「『斬魔猟姫ネームレスクイーン』というシーンに殴られた」。主人公が魔物と対峙する瞬間、その緊張感に思わず引き込まれてしまった。CARYOによるこの同人ゲームは、強烈な印象を残すヒロイン系AVGであり、プレイヤーに深い体験を提供してくれる。
ゲーム性とボリューム
本作は、人体実験から生まれた主人公が魔物に立ち向かうというシナリオが展開される。シンプルな操作系ながら、戦略的な要素が豊富で、プレイヤーは多様なアプローチで敵を迎え撃つことができる。バトルはダイナミックで、敵の動きをよく観察し、コンボやスキルを駆使する必要がある。ストーリーに合わせたバイオレンスな演出も、緊張感を高める要素のひとつだ。

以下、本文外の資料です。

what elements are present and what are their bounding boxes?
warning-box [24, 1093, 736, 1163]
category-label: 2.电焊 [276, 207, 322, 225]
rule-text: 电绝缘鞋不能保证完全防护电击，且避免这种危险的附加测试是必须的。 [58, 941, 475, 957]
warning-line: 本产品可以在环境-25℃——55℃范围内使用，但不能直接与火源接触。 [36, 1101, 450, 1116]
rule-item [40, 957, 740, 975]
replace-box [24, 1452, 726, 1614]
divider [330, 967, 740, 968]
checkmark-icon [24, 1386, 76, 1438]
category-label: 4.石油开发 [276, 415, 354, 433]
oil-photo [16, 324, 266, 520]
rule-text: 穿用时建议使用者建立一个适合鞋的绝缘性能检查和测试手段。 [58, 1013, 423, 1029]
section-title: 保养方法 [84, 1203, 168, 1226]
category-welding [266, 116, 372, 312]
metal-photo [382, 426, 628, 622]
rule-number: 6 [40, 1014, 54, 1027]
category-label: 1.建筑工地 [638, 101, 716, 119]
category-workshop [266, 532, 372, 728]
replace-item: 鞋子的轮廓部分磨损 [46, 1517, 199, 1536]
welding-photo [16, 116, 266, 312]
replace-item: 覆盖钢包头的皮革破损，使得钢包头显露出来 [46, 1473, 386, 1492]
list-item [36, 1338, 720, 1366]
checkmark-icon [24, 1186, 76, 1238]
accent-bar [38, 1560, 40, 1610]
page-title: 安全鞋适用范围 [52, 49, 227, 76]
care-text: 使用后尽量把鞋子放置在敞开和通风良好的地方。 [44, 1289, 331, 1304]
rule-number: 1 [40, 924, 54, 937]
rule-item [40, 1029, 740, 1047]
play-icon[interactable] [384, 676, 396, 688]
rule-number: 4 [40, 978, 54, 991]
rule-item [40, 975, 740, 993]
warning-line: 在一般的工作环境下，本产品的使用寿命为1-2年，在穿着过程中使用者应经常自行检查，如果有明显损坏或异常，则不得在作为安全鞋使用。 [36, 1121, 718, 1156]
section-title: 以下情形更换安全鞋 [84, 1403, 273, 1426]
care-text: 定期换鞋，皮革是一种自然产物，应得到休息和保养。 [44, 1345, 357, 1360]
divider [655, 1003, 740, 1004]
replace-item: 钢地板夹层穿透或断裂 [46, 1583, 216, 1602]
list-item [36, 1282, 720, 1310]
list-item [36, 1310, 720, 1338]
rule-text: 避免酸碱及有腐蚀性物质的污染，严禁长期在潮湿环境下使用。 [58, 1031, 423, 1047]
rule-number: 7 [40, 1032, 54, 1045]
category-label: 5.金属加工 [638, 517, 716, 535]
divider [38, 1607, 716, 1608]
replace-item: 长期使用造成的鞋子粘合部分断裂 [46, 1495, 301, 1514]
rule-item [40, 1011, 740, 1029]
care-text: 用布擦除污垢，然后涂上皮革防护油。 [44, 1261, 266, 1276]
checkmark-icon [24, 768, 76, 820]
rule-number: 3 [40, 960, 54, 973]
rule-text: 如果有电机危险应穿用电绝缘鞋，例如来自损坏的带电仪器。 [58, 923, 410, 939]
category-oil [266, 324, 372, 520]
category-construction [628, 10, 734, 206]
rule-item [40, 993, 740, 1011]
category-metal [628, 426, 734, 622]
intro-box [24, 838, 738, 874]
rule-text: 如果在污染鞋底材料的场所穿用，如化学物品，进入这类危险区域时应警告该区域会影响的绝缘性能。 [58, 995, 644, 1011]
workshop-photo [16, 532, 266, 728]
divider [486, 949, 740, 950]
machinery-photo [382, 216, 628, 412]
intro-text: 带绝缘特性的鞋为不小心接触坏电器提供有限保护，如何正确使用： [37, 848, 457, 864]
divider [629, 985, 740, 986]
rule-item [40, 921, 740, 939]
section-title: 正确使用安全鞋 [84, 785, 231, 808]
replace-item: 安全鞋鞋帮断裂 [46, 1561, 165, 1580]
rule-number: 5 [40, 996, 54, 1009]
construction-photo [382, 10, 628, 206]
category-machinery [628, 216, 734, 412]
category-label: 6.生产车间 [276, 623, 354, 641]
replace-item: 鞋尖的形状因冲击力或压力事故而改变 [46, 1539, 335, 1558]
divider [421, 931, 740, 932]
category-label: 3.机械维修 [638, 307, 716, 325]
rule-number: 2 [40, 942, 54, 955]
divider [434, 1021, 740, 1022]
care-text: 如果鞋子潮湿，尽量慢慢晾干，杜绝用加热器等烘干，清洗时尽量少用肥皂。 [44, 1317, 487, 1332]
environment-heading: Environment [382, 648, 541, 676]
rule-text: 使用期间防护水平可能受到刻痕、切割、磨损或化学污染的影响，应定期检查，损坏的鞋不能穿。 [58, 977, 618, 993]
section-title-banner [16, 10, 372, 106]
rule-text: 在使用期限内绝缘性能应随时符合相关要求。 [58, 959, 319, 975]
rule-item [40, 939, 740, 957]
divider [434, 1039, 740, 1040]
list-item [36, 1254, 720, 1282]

また、変身ヒロインというテーマが際立ち、プレイヤーは成長していく主人公に感情移入しやすくなっている。ボリュームも申し分なく、各章ごとの展開がしっかりと構成されており、やり応えがある。これにより、クリア後も再度遊びたくなるような要素が満載だ。
手に取る価値がある人
このゲームは、特に戦うヒロインが好きな人、バイオレンス要素が盛り込まれた作品を求めている人に強くおすすめしたい。魔物との戦闘シーンでは、手に汗握る瞬間が多く、戦略を考えながら進める楽しさがある。さらに、視覚的にも楽しめる演出が施されており、原画も魅力的だ。シリーズ「ABSOLUTE CELL」のファンにとっては、見逃せない作品と言えるだろう。また、ストーリー重視のAVGが好きな人にも、深い世界観とキャラクターの成長が楽しめる点で、手に取る価値がある。自身の判断で選択を重ねる体験は、プレイヤーに新たな感覚をもたらしてくれる。
この読後感、他で得られるだろうか。